2002 Annual Science Report
University of Washington Reporting | JUL 2001 – JUN 2002
Plate Tectonics on the Terrestrial Planets
We have been working on two major problems. First, two-dimensional numerical simulations of mantle convection with ductile/brittle rheology have been performed to map the boundary separating plate tectonics from stagnant lid convection regime. We use large aspect ratio numerical domains to minimize wall effects and allow a more realistic development of plate tectonics. The results obtained so far point to a very small critical yield stress required for initiation of plate tectonics. A 16-node Beowulf cluster will be built in the summer 2002 to accelerate the calculations. Second, a number of arguments point out that the difference between the strength of a wet lithosphere and that of a dry lithosphere can be big enough to control the very existence of plate tectonics and that the presence of liquid water can be essential for sustaining plate tectonics. We constructed a simple box model to understand the feedback between mantle convection, rheology and water and carbon cycles. By considering such competitive processes as partial melting induced dehydration of the mantle and recycling of water through percolation of water into the lithosphere from the surface, we find that under certain conditions the system tends to ?avoid? temperatures below the freezing point or above the boiling point of water. Outside this temperature range percolation of water into the lithosphere is inefficient and plate tectonics ceases.
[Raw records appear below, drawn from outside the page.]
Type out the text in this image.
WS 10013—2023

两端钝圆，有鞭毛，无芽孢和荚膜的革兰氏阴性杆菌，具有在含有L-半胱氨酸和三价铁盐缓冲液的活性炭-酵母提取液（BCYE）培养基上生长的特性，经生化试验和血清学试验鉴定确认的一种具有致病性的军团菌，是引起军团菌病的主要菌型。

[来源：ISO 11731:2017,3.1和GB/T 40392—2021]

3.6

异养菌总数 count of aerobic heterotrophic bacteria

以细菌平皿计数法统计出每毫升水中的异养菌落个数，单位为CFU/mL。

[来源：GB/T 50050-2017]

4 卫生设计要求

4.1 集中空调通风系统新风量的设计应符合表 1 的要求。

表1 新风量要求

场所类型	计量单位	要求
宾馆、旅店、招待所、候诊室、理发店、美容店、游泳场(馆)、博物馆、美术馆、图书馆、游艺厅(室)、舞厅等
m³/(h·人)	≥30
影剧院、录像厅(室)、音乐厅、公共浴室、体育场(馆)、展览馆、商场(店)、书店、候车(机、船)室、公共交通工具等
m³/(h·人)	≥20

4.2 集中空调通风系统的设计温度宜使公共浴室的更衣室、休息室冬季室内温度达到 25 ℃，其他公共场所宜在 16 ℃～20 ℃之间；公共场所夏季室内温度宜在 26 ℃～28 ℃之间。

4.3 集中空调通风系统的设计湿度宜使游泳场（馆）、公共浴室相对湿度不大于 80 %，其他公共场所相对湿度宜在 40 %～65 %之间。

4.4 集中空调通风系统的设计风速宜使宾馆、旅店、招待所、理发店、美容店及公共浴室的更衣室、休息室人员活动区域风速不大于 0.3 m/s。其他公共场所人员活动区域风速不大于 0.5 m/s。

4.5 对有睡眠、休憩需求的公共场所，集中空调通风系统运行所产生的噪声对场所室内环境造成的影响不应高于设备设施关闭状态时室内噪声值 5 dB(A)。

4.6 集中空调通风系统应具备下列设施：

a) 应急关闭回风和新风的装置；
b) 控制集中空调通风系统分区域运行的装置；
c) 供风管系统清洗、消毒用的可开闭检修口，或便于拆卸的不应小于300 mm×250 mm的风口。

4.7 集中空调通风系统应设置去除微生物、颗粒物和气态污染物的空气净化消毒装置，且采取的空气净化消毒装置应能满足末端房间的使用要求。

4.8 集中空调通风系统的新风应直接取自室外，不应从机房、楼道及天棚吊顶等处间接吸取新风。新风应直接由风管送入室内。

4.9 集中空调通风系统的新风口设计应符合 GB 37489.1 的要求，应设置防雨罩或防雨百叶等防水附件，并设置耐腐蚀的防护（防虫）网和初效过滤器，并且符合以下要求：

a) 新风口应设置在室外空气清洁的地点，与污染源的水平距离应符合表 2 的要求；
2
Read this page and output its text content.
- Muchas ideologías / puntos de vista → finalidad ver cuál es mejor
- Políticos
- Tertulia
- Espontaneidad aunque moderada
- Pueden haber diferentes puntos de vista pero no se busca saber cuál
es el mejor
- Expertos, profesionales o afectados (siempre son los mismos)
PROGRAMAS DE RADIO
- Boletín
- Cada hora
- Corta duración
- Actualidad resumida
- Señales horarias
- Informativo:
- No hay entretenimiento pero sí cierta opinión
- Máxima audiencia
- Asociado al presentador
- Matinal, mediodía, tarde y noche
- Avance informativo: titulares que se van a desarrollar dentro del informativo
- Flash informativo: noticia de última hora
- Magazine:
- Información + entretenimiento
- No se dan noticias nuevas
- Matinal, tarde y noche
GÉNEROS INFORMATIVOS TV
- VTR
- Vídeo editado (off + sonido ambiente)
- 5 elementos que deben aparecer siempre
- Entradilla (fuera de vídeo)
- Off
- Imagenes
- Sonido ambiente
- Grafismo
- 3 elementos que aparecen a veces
PROJECT MEMBERS:Viatcheslav Solomatov
RELATED OBJECTIVES:Objective 5.0
Describe the sequences of causes and effects associated with the development of Earth's early biosphere and the global environment.
Search for evidence of ancient climates, extinct life and potential habitats for extant life on Mars.
Define climatological and geological effects upon the limits of habitable zones around the Sun and other stars to help define the frequency of habitable planets in the universe.
Model the future habitability of Earth by examining the interactions between the biosphere and the chemistry and radiation balance of the atmosphere.